総 覧
先週4、5日で慌ただしくオランダとデンマークを視察し、両国の副首相を始めとした数名の閣僚と会談をしてきました。オランダは農産品輸出拠点のフードバレーを、デンマークは医薬品開発輸出拠点のメディコンバレーをそれぞれ視察し、関係者とも意見交換をしてまいりました。
オランダはワーヘニンゲン大学を中心に食品会社の研究所が自然発生的に集まり、コペンハーゲンのメディコンバレーも同様に大学キャンパス周辺に製薬会社の研究所が集まり、両地区とも自然発生的に出来た各施設の代表者らによる協議会が、やがてそれぞれの施設を有機的に繋げるコーディネーター役としての財団等に発展をしていきました。やがてその財団等は参加企業からの要請を受け、行政への要請や大学と企業とを結ぶコーディネーター役や、製品開発に向かってのプロジェクトマネージャー役を担うようになっていきました。
絶対に真似出来ないと感じたのはメディコンバレーのバイオバンクです。デンマーク国民は生まれるや直ちに足の裏から微量の生体サンプルを採取され、直ちにバンクに登録保管されます。それらの生体が新薬開発のデータベースになっている点です。
感銘を受けたのは両地域とも国や自治体が最初からお膳立てをしたわけではなく、大学を中心にそれに関わる企業の研究施設が自然発生的に集積を作っていったということです。その後に国や自治体が環境整備をサポートしたという形成過程を取っているということです。つまり最初から仰々しく特区を宣言し、そこに行政が全てお膳立てをするという方式は取っていないということです。
「この地区に特有の減税政策とか金融政策とか規制緩和政策はありますか?」との私の質問に、コーディネーター役の財団等の役員は困った顔をしながら「国全体での税制軽減措置とか金融措置とか規制緩和措置とかはありますが、この地に特定したその種のものはありません。」 フードバレーもメディコンバレーも同様の回答でした。そもそもそれらの地域を特区とは呼んでおらず、アメリカのシリコンバレーがそこ特有の環境整備を政府にしてもらっているわけではないのと同様でした。

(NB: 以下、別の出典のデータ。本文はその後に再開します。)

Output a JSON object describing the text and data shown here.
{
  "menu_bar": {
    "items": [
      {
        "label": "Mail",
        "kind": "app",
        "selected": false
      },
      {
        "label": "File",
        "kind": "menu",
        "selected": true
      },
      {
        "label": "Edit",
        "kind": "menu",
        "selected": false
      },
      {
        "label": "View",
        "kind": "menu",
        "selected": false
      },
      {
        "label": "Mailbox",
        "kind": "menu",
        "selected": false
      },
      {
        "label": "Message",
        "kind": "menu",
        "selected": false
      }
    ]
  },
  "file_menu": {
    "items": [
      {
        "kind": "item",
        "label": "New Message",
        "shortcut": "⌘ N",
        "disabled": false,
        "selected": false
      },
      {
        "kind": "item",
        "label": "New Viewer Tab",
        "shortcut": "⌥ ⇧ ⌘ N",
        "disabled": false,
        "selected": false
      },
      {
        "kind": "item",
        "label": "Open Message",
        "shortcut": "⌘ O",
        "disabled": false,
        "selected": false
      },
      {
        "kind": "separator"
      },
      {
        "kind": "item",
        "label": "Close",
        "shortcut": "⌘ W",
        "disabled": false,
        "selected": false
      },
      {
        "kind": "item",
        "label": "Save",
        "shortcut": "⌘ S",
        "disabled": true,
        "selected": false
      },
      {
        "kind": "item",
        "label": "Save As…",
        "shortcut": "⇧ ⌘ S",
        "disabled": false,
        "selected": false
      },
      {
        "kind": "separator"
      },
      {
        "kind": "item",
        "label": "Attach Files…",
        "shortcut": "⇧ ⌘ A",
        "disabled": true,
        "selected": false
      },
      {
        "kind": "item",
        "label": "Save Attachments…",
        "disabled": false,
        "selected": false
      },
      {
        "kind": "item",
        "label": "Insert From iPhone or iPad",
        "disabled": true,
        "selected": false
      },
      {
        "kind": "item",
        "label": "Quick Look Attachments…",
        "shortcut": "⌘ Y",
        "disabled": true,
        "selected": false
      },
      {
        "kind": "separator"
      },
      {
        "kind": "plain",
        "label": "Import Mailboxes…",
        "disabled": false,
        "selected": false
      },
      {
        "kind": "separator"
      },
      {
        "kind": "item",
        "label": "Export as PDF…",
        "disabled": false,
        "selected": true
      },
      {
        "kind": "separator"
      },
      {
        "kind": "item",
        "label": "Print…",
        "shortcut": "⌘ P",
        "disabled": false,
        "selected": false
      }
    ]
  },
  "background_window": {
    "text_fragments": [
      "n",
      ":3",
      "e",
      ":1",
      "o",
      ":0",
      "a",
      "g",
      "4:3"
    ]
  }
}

単にその一体をフードバレーと呼び、メディコンバレーと呼んでいるだけでした。このことは今後作っていく国家戦略特区のキーワードになりそうです。特区の中における規制緩和や税制の特例は必須アイテムだとは思いますが、白地に施設整備から何から国や自治体任せでやるのでは絶対に成功しないということだと思います。あくまでも民主導でその民の力を結集させる、そういう仕組みこそ必要だということを痛感しました。必要は発明の母ならぬ必要は発展の母であります。自然発生的に結集した産学の経済資源を有機的に結びつけていく仕組みこそ政治主導で作らねばならない最大のインフラなのです。
国家戦略特区の旗揚げをした途端、各地から我が地を指定してという要望が殺到しています。場所だけ用意するから後は国が面倒を見てくれという発想では絶対に成功しないと痛感を致しました。産学の集積が自然発生的に形成されているところに、それらの資源を有機的に結びプロジェクトマネージャーが出来る仕組みは是非政治主導で作りたいと思っています。そしてそこが拠点となり立地企業がプロジェクトを進める際の制度的、行政的制約を一挙に片付けるワンストップサービスが出来る体制を構築する、そうした点を中心に特区の指定を図るべきだと確信するに至りました。
秋の臨時国会は成長戦略実行国会です。産業競争力強化法で企業設備の新陳代謝を図りますが、同時に産業自体の新陳代謝も図っていきます。加えて国家戦略特区法で規制緩和を中心とした枠組みを図っていきます。それを元に特区諮問会議で数ヶ所の地域指定を行なっていきます。